One minor Scala change is necessary, though: We need to touch the Scala implementation of the Pattern
class (in flink-cep
). Pattern
requires a new method getWindowDuration
that replaces getWindowTime
to offer a method with Duration
as the return type. Flink ensures API parity between Java and Scala for the Pattern
class through PatternScalaAPICompletenessTest
. We need to extend the Scala implementation of the Pattern
class to make this check succeed in Flink 1.x. An alternative approach would have been to add an exclusion to the PatternScalaAPICompletenessTest
. Adding the method to a deprecated API sounded like the easier option.
[5] https://cwiki.apache.org/confluence/display/FLINK/FLIP-265+Deprecate+and+remove+Scala+API+support
Proposed Changes
Deprecation Step
Both Time classes will two additional methods:
- Static method toDuration(@Nullable Time) that’s used in cases where it’s not clear whether null was properly handled in the past. A passed null value will result in a null value to be returned.

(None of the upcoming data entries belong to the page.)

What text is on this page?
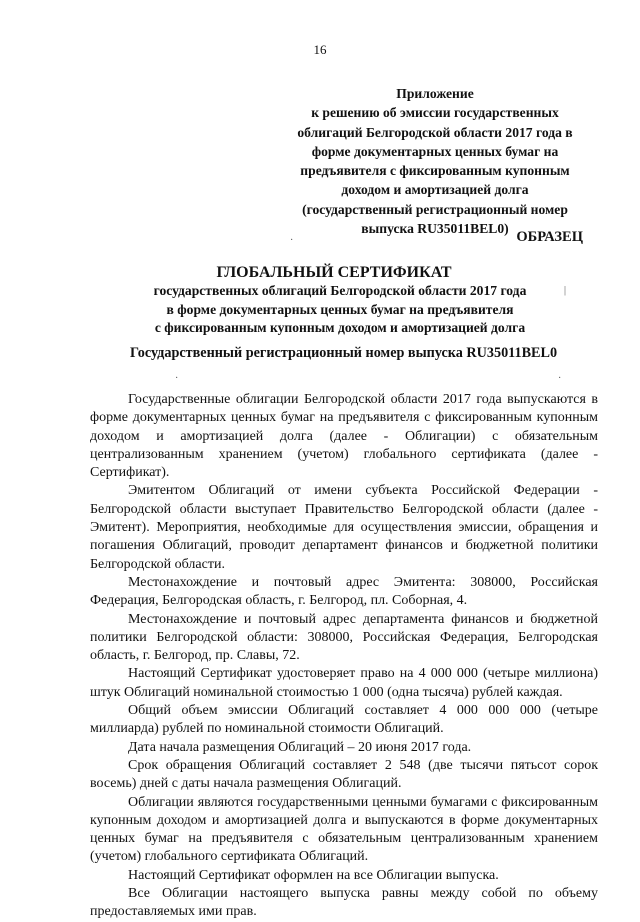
16
Приложение
к решению об эмиссии государственных
облигаций Белгородской области 2017 года в
форме документарных ценных бумаг на
предъявителя с фиксированным купонным
доходом и амортизацией долга
(государственный регистрационный номер
выпуска RU35011BEL0)
ОБРАЗЕЦ
ГЛОБАЛЬНЫЙ СЕРТИФИКАТ
государственных облигаций Белгородской области 2017 года
в форме документарных ценных бумаг на предъявителя
с фиксированным купонным доходом и амортизацией долга
Государственный регистрационный номер выпуска RU35011BEL0
·
|
·	·

Государственные облигации Белгородской области 2017 года выпускаются в форме документарных ценных бумаг на предъявителя с фиксированным купонным доходом и амортизацией долга (далее - Облигации) с обязательным централизованным хранением (учетом) глобального сертификата (далее - Сертификат).

Эмитентом Облигаций от имени субъекта Российской Федерации - Белгородской области выступает Правительство Белгородской области (далее - Эмитент). Мероприятия, необходимые для осуществления эмиссии, обращения и погашения Облигаций, проводит департамент финансов и бюджетной политики Белгородской области.

Местонахождение и почтовый адрес Эмитента: 308000, Российская Федерация, Белгородская область, г. Белгород, пл. Соборная, 4.

Местонахождение и почтовый адрес департамента финансов и бюджетной политики Белгородской области: 308000, Российская Федерация, Белгородская область, г. Белгород, пр. Славы, 72.

Настоящий Сертификат удостоверяет право на 4 000 000 (четыре миллиона) штук Облигаций номинальной стоимостью 1 000 (одна тысяча) рублей каждая.

Общий объем эмиссии Облигаций составляет 4 000 000 000 (четыре миллиарда) рублей по номинальной стоимости Облигаций.

Дата начала размещения Облигаций – 20 июня 2017 года.

Срок обращения Облигаций составляет 2 548 (две тысячи пятьсот сорок восемь) дней с даты начала размещения Облигаций.

Облигации являются государственными ценными бумагами с фиксированным купонным доходом и амортизацией долга и выпускаются в форме документарных ценных бумаг на предъявителя с обязательным централизованным хранением (учетом) глобального сертификата Облигаций.

Настоящий Сертификат оформлен на все Облигации выпуска.

Все Облигации настоящего выпуска равны между собой по объему предоставляемых ими прав.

- Member method toDuration() that’s used in cases where we’re sure that null isn’t allowed.
Method overloading
Method overloading for methods with Time parameter will be applied. The new method will utilize Duration instead of Time. The actual method logic will be moved into the new method. The old method (with Time parameter(s)) will be marked as deprecated. The JavaDoc will be extended by a @deprecated tag pointing to the new method.
Methods with Time return type
We need to come up with a reasonable method name for the new method (returning Duration) that’s as close as possible to the existing one. Otherwise, deprecation will be handled in the same way as in the Method overloading step.
Only the artifacts unrelated to the internal timeout management will be marked as deprecated and affected by the refactoring in the deprecation step.
API Cleanup Step
The Time classes will be removed in 2.0. Any affected code will be migrated to java.time.Duration. Deprecated methods will be removed.
Compatibility, Deprecation, and Migration Plan
The migration plan is covered in the Proposed Changes section.
Test Plan
- Visual verification of affected classes
- CI should succeed
Rejected Alternatives
Using long as an alternative for timeouts
We could switch to long for some of the use cases (e.g. the timeout handling). I don’t see any real advantage of doing this, though. Duration, in contrast, has the advantage of having the time unit encoded in the class itself which improves readability of the code.